The second affidavit of counsel's office manager and self-described records custodian, attaching a later dated repair estimate alleged to have been prepared by The Combined Group, is even more deficient. First, the repair estimate was excludable as hearsay, "a statement other than one made by the declarant ... offered in evidence to prove the truth of the matter asserted," § 90.801(1), Fla. Stat. (2016), because not introduced by The Combined Group's record custodian. § 90.802(6), Fla. Stat. (2016) (defining a business record as "[a] record ... of acts ... made at or near the time ... by a person with knowledge, if kept in the course of a regularly conducted business and if it was the regular practice of that business activity to make such memorandum, report [or] record.") Additionally, the unsigned repair estimate was excludable for lack of authentication. Nichols v. Preiser , 849 So.2d 478, 481 (Fla. 2d DCA 2003) ("Simply attaching documents that are not sworn or certified to a motion for summary judgment does not satisfy the procedural requirements of Florida Rule of Civil Procedure 1.510(e)."); Daeda v. Blue Cross & Blue Shield of Fla. , 698 So.2d 617, 618 (Fla. 2d DCA 1997) ("Under our rules of civil procedure ... only competent evidence may be considered by the court in ruling upon a motion for summary judgment"); see also Freiday v. OneWest Bank , 162 So.3d 86 (Fla. 4th DCA 2014) (excluding default letter attached to motion for summary judgment but not otherwise authenticated). The second repair estimate allegedly came from the same company which prepared the first estimate which was submitted to the insurance company. A side-by-side comparison of the two estimates reveal only three differences: the contract dates, the amount for repairs, and the absence of Alvarez–Mejia's signature on the later estimate. The details of the work to be performed are identical, and Alvarez–Mejia never provided an explanation as to the reason for the change in the cost to perform the same repairs.

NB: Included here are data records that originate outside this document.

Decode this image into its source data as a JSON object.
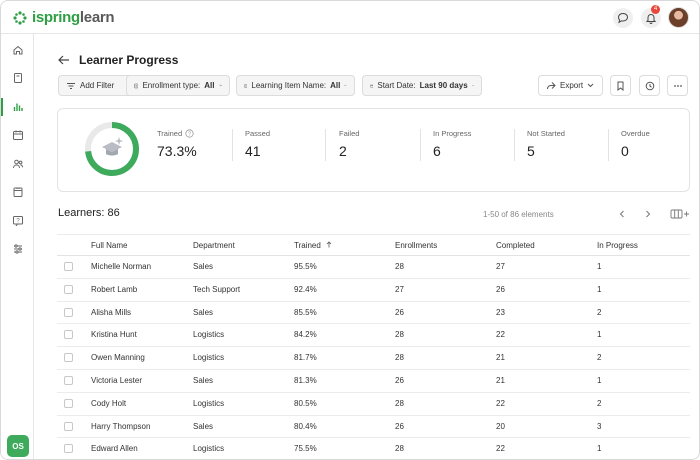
{
  "app": {
    "logo_text_a": "ispring",
    "logo_text_b": "learn",
    "brand_color": "#2f9e44",
    "notification_count": "4",
    "user_initials": "OS"
  },
  "sidebar": {
    "items": [
      {
        "icon": "home-icon"
      },
      {
        "icon": "book-icon"
      },
      {
        "icon": "reports-chart-icon",
        "active": true
      },
      {
        "icon": "calendar-icon"
      },
      {
        "icon": "users-icon"
      },
      {
        "icon": "assignments-icon"
      },
      {
        "icon": "help-icon"
      },
      {
        "icon": "settings-sliders-icon"
      }
    ]
  },
  "page": {
    "title": "Learner Progress"
  },
  "toolbar": {
    "add_filter": "Add Filter",
    "enrollment_label": "Enrollment type:",
    "enrollment_value": "All",
    "item_label": "Learning Item Name:",
    "item_value": "All",
    "date_label": "Start Date:",
    "date_value": "Last 90 days",
    "export": "Export"
  },
  "stats": {
    "trained_label": "Trained",
    "trained_value": "73.3%",
    "trained_fraction": 0.733,
    "passed_label": "Passed",
    "passed_value": "41",
    "failed_label": "Failed",
    "failed_value": "2",
    "inprogress_label": "In Progress",
    "inprogress_value": "6",
    "notstarted_label": "Not Started",
    "notstarted_value": "5",
    "overdue_label": "Overdue",
    "overdue_value": "0"
  },
  "learners": {
    "title": "Learners: 86",
    "range": "1-50 of 86 elements"
  },
  "table": {
    "headers": [
      "Full Name",
      "Department",
      "Trained",
      "Enrollments",
      "Completed",
      "In Progress"
    ],
    "sorted_column": "Trained",
    "rows": [
      [
        "Michelle Norman",
        "Sales",
        "95.5%",
        "28",
        "27",
        "1"
      ],
      [
        "Robert Lamb",
        "Tech Support",
        "92.4%",
        "27",
        "26",
        "1"
      ],
      [
        "Alisha Mills",
        "Sales",
        "85.5%",
        "26",
        "23",
        "2"
      ],
      [
        "Kristina Hunt",
        "Logistics",
        "84.2%",
        "28",
        "22",
        "1"
      ],
      [
        "Owen Manning",
        "Logistics",
        "81.7%",
        "28",
        "21",
        "2"
      ],
      [
        "Victoria Lester",
        "Sales",
        "81.3%",
        "26",
        "21",
        "1"
      ],
      [
        "Cody Holt",
        "Logistics",
        "80.5%",
        "28",
        "22",
        "2"
      ],
      [
        "Harry Thompson",
        "Sales",
        "80.4%",
        "26",
        "20",
        "3"
      ],
      [
        "Edward Allen",
        "Logistics",
        "75.5%",
        "28",
        "22",
        "1"
      ]
    ]
  }
}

Accordingly, accepting the repair estimate of $98,717 as the only accurate cost of repair and the property value estimated to be $90,000, it is neither "economically reasonable" nor "practicable" to expend $98,717 to obtain a $90,000 benefit in this case. See Vongohren at *5 (finding no genuine issue of material fact to exist where necessary repairs would cost $67,500 and add only $35,000 in value, especially where the borrowers are in default under their loan agreement).
As to the second ground, we only need to acknowledge that the insurance proceeds, when granted by the insurer, become part of the security for the loan. Accordingly, an expenditure for restoration or repair of a property which ends with a property value less than the amount expended constitutes, a fortiori, a "lessening" of the lender's security. Parenthetically, it should be noted that a careful consideration of the language of the second ground in section 5 of the mortgage reveals it is not the post-repair adequacy of the security that is determinative of whether the lender's security will be "lessened" by a repair or restoration, but rather the post-repair value of the security itself. In re Hill 2011 WL 6936357, at *12 (Bkrtcy.S.D.Tex. 2011) (noting the abiding interest of the lender during the course of loan is not the outstanding balance on the loan at any point in time, but rather "ensuring that the value of its collateral ... is maintained, if not enhanced").
Finally, in a fashion very similar to the Vongohrens in their case, Alvarez–Mejia, in the case before us, defaulted on her mortgage loan long before the fire loss occurred to property, and there is no evidence in the record that she has brought the loan current. Although not raised by the parties or considered below, I would find this alone is sufficient, as a matter of law, to make repair economically unfeasible in this case. See Vongohren at *4.
For all of these reasons, I would affirm the decision of the trial court.